X-01 · What Target ID Looks Like to a Software Engineer vs. a Biologist
Two people are looking at the same table. It is a table of gene-expression data — a readout of which genes are dialed up and which are dialed down in diseased tissue compared with healthy tissue. Thousands of rows, one per gene; a column of numbers saying, in effect, this one is running louder here, this one quieter. One of the two is a computational scientist. The other is a bench biologist, someone who works with cells and animals and pipettes. They are looking at the same rows, the same numbers, the same top of the same ranked list. And they both say the same sentence out loud: we found a target.

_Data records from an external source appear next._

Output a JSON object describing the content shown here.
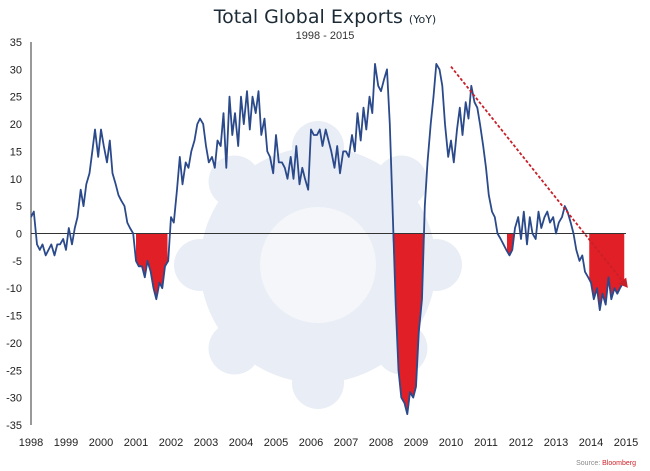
{
  "colors": {
    "line": "#2b4a8b",
    "negative_fill": "#e11f26",
    "trend": "#c8202a",
    "axis_text": "#222222",
    "background_logo": "#e9edf5"
  },
  "source": {
    "label": "Source:",
    "brand": "Bloomberg"
  },
  "chart_data": {
    "type": "line",
    "title": "Total Global Exports",
    "title_suffix": "(YoY)",
    "subtitle": "1998 - 2015",
    "xlabel": "",
    "ylabel": "",
    "xlim": [
      1998,
      2015
    ],
    "ylim": [
      -35,
      35
    ],
    "yticks": [
      35,
      30,
      25,
      20,
      15,
      10,
      5,
      0,
      -5,
      -10,
      -15,
      -20,
      -25,
      -30,
      -35
    ],
    "xticks": [
      1998,
      1999,
      2000,
      2001,
      2002,
      2003,
      2004,
      2005,
      2006,
      2007,
      2008,
      2009,
      2010,
      2011,
      2012,
      2013,
      2014,
      2015
    ],
    "negative_fill_intervals": [
      [
        2001.0,
        2001.9
      ],
      [
        2008.2,
        2009.3
      ],
      [
        2011.6,
        2011.9
      ],
      [
        2013.95,
        2014.95
      ]
    ],
    "series": [
      {
        "name": "Total Global Exports YoY",
        "x": [
          1998.0,
          1998.08,
          1998.17,
          1998.25,
          1998.33,
          1998.42,
          1998.5,
          1998.58,
          1998.67,
          1998.75,
          1998.83,
          1998.92,
          1999.0,
          1999.08,
          1999.17,
          1999.25,
          1999.33,
          1999.42,
          1999.5,
          1999.58,
          1999.67,
          1999.75,
          1999.83,
          1999.92,
          2000.0,
          2000.08,
          2000.17,
          2000.25,
          2000.33,
          2000.42,
          2000.5,
          2000.58,
          2000.67,
          2000.75,
          2000.83,
          2000.92,
          2001.0,
          2001.08,
          2001.17,
          2001.25,
          2001.33,
          2001.42,
          2001.5,
          2001.58,
          2001.67,
          2001.75,
          2001.83,
          2001.92,
          2002.0,
          2002.08,
          2002.17,
          2002.25,
          2002.33,
          2002.42,
          2002.5,
          2002.58,
          2002.67,
          2002.75,
          2002.83,
          2002.92,
          2003.0,
          2003.08,
          2003.17,
          2003.25,
          2003.33,
          2003.42,
          2003.5,
          2003.58,
          2003.67,
          2003.75,
          2003.83,
          2003.92,
          2004.0,
          2004.08,
          2004.17,
          2004.25,
          2004.33,
          2004.42,
          2004.5,
          2004.58,
          2004.67,
          2004.75,
          2004.83,
          2004.92,
          2005.0,
          2005.08,
          2005.17,
          2005.25,
          2005.33,
          2005.42,
          2005.5,
          2005.58,
          2005.67,
          2005.75,
          2005.83,
          2005.92,
          2006.0,
          2006.08,
          2006.17,
          2006.25,
          2006.33,
          2006.42,
          2006.5,
          2006.58,
          2006.67,
          2006.75,
          2006.83,
          2006.92,
          2007.0,
          2007.08,
          2007.17,
          2007.25,
          2007.33,
          2007.42,
          2007.5,
          2007.58,
          2007.67,
          2007.75,
          2007.83,
          2007.92,
          2008.0,
          2008.08,
          2008.17,
          2008.25,
          2008.33,
          2008.42,
          2008.5,
          2008.58,
          2008.67,
          2008.75,
          2008.83,
          2008.92,
          2009.0,
          2009.08,
          2009.17,
          2009.25,
          2009.33,
          2009.42,
          2009.5,
          2009.58,
          2009.67,
          2009.75,
          2009.83,
          2009.92,
          2010.0,
          2010.08,
          2010.17,
          2010.25,
          2010.33,
          2010.42,
          2010.5,
          2010.58,
          2010.67,
          2010.75,
          2010.83,
          2010.92,
          2011.0,
          2011.08,
          2011.17,
          2011.25,
          2011.33,
          2011.42,
          2011.5,
          2011.58,
          2011.67,
          2011.75,
          2011.83,
          2011.92,
          2012.0,
          2012.08,
          2012.17,
          2012.25,
          2012.33,
          2012.42,
          2012.5,
          2012.58,
          2012.67,
          2012.75,
          2012.83,
          2012.92,
          2013.0,
          2013.08,
          2013.17,
          2013.25,
          2013.33,
          2013.42,
          2013.5,
          2013.58,
          2013.67,
          2013.75,
          2013.83,
          2013.92,
          2014.0,
          2014.08,
          2014.17,
          2014.25,
          2014.33,
          2014.42,
          2014.5,
          2014.58,
          2014.67,
          2014.75,
          2014.83,
          2014.92
        ],
        "values": [
          3,
          4,
          -2,
          -3,
          -2,
          -4,
          -3,
          -2,
          -4,
          -2,
          -2,
          -1,
          -3,
          1,
          -2,
          1,
          3,
          8,
          5,
          9,
          11,
          15,
          19,
          14,
          19,
          16,
          13,
          17,
          11,
          9,
          7,
          6,
          5,
          2,
          1,
          0,
          -5,
          -6,
          -6,
          -8,
          -5,
          -7,
          -10,
          -12,
          -9,
          -10,
          -6,
          -5,
          3,
          2,
          8,
          14,
          9,
          13,
          12,
          15,
          17,
          20,
          21,
          20,
          16,
          13,
          14,
          12,
          17,
          16,
          22,
          12,
          25,
          18,
          22,
          16,
          25,
          20,
          26,
          19,
          25,
          22,
          26,
          18,
          21,
          15,
          14,
          11,
          18,
          13,
          13,
          12,
          10,
          14,
          10,
          16,
          9,
          12,
          10,
          8,
          19,
          18,
          18,
          19,
          16,
          19,
          17,
          15,
          12,
          16,
          11,
          15,
          15,
          14,
          18,
          15,
          22,
          17,
          23,
          19,
          25,
          22,
          31,
          27,
          26,
          28,
          30,
          20,
          5,
          -13,
          -25,
          -30,
          -31,
          -33,
          -29,
          -30,
          -28,
          -18,
          -12,
          5,
          13,
          20,
          25,
          31,
          30,
          27,
          20,
          14,
          17,
          13,
          19,
          23,
          18,
          24,
          21,
          27,
          24,
          23,
          20,
          16,
          12,
          7,
          4,
          3,
          0,
          -1,
          -2,
          -3,
          -4,
          -3,
          1,
          3,
          -1,
          4,
          -2,
          3,
          0,
          -1,
          4,
          1,
          3,
          4,
          2,
          3,
          0,
          2,
          3,
          5,
          4,
          2,
          0,
          -3,
          -5,
          -4,
          -7,
          -8,
          -9,
          -12,
          -10,
          -14,
          -11,
          -13,
          -8,
          -12,
          -10,
          -11,
          -10,
          -9
        ]
      }
    ],
    "trend_line": {
      "label": "",
      "x": [
        2010.0,
        2015.0
      ],
      "values": [
        30.5,
        -9.5
      ]
    }
  }
}
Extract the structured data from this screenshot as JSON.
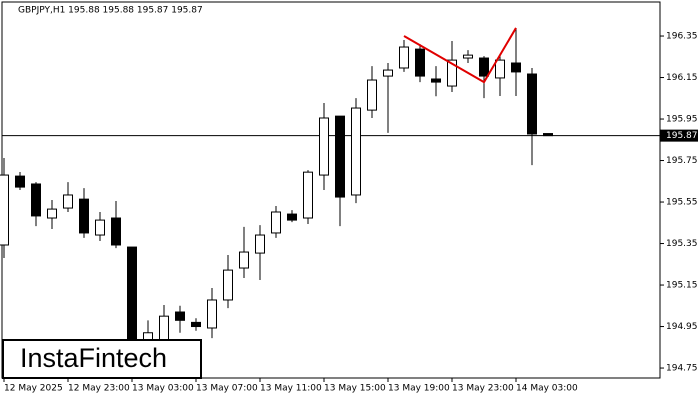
{
  "chart_data": {
    "type": "candlestick",
    "title": "GBPJPY,H1  195.88 195.88 195.87 195.87",
    "categories": [
      "12 May 2025",
      null,
      null,
      null,
      "12 May 23:00",
      null,
      null,
      null,
      "13 May 03:00",
      null,
      null,
      null,
      "13 May 07:00",
      null,
      null,
      null,
      "13 May 11:00",
      null,
      null,
      null,
      "13 May 15:00",
      null,
      null,
      null,
      "13 May 19:00",
      null,
      null,
      null,
      "13 May 23:00",
      null,
      null,
      null,
      "14 May 03:00",
      null,
      null
    ],
    "open": [
      195.343,
      195.675,
      195.637,
      195.473,
      195.521,
      195.564,
      195.391,
      195.473,
      195.333,
      194.87,
      194.885,
      195.02,
      194.97,
      194.943,
      195.078,
      195.232,
      195.304,
      195.401,
      195.492,
      195.473,
      195.68,
      195.964,
      195.584,
      195.993,
      196.157,
      196.196,
      196.287,
      196.143,
      196.109,
      196.244,
      196.244,
      196.148,
      196.22,
      196.167,
      195.88
    ],
    "high": [
      195.762,
      195.695,
      195.646,
      195.56,
      195.646,
      195.617,
      195.502,
      195.555,
      195.333,
      194.98,
      195.054,
      195.05,
      194.99,
      195.136,
      195.295,
      195.43,
      195.439,
      195.531,
      195.511,
      195.704,
      196.027,
      195.964,
      196.051,
      196.205,
      196.22,
      196.331,
      196.311,
      196.205,
      196.326,
      196.282,
      196.253,
      196.258,
      196.389,
      196.196,
      195.88
    ],
    "low": [
      195.28,
      195.608,
      195.434,
      195.42,
      195.502,
      195.377,
      195.362,
      195.328,
      194.74,
      194.8,
      194.86,
      194.92,
      194.93,
      194.894,
      195.039,
      195.184,
      195.174,
      195.377,
      195.453,
      195.444,
      195.608,
      195.434,
      195.545,
      195.955,
      195.883,
      196.177,
      196.128,
      196.06,
      196.08,
      196.22,
      196.051,
      196.061,
      196.061,
      195.728,
      195.87
    ],
    "close": [
      195.68,
      195.622,
      195.483,
      195.516,
      195.584,
      195.401,
      195.463,
      195.343,
      194.81,
      194.92,
      195.0,
      194.98,
      194.95,
      195.078,
      195.222,
      195.309,
      195.391,
      195.502,
      195.463,
      195.694,
      195.955,
      195.574,
      196.003,
      196.138,
      196.186,
      196.297,
      196.157,
      196.128,
      196.234,
      196.258,
      196.157,
      196.234,
      196.177,
      195.878,
      195.87
    ],
    "up_color": "#ffffff",
    "down_color": "#000000",
    "ylim": [
      194.702,
      196.514
    ],
    "yticks": [
      196.35,
      196.15,
      195.95,
      195.75,
      195.55,
      195.35,
      195.15,
      194.95,
      194.75
    ],
    "current_price": 195.87,
    "pattern": {
      "color": "#e00000",
      "index": [
        25,
        30,
        32
      ],
      "values": [
        196.35,
        196.128,
        196.389
      ]
    },
    "watermark": "InstaFintech"
  }
}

They do not mean the same thing.
The computational scientist means something precise and, from where they sit, finished. This gene sits at the top of the ranked list. The signal is strong, well above the noise. Whatever objective was set — find the genes most differentially active in disease — has been met. The search returned a result, and the result is defensible. The biologist hears the same sentence and means something closer to maybe. Maybe this gene matters. Maybe it is the thing driving the disease, or maybe it is a bystander — a gene lit up by the disease, swept up in the wreckage, correlated with everything and causing nothing. Between the computational scientist’s “we found a target” and the biologist’s “we found a target” there are, quite often, several years of work and a real chance the answer is no.
This is not a story about one community being naive and the other being wise. Both readings of the table are correct. They are correct about different things. The gap between them is not a gap in intelligence or rigor; it is a gap in what the word target is pointing at. The same two words — target identification — name two genuinely different jobs, and most of the friction between the software world and the biology world at this exact step comes from not noticing it.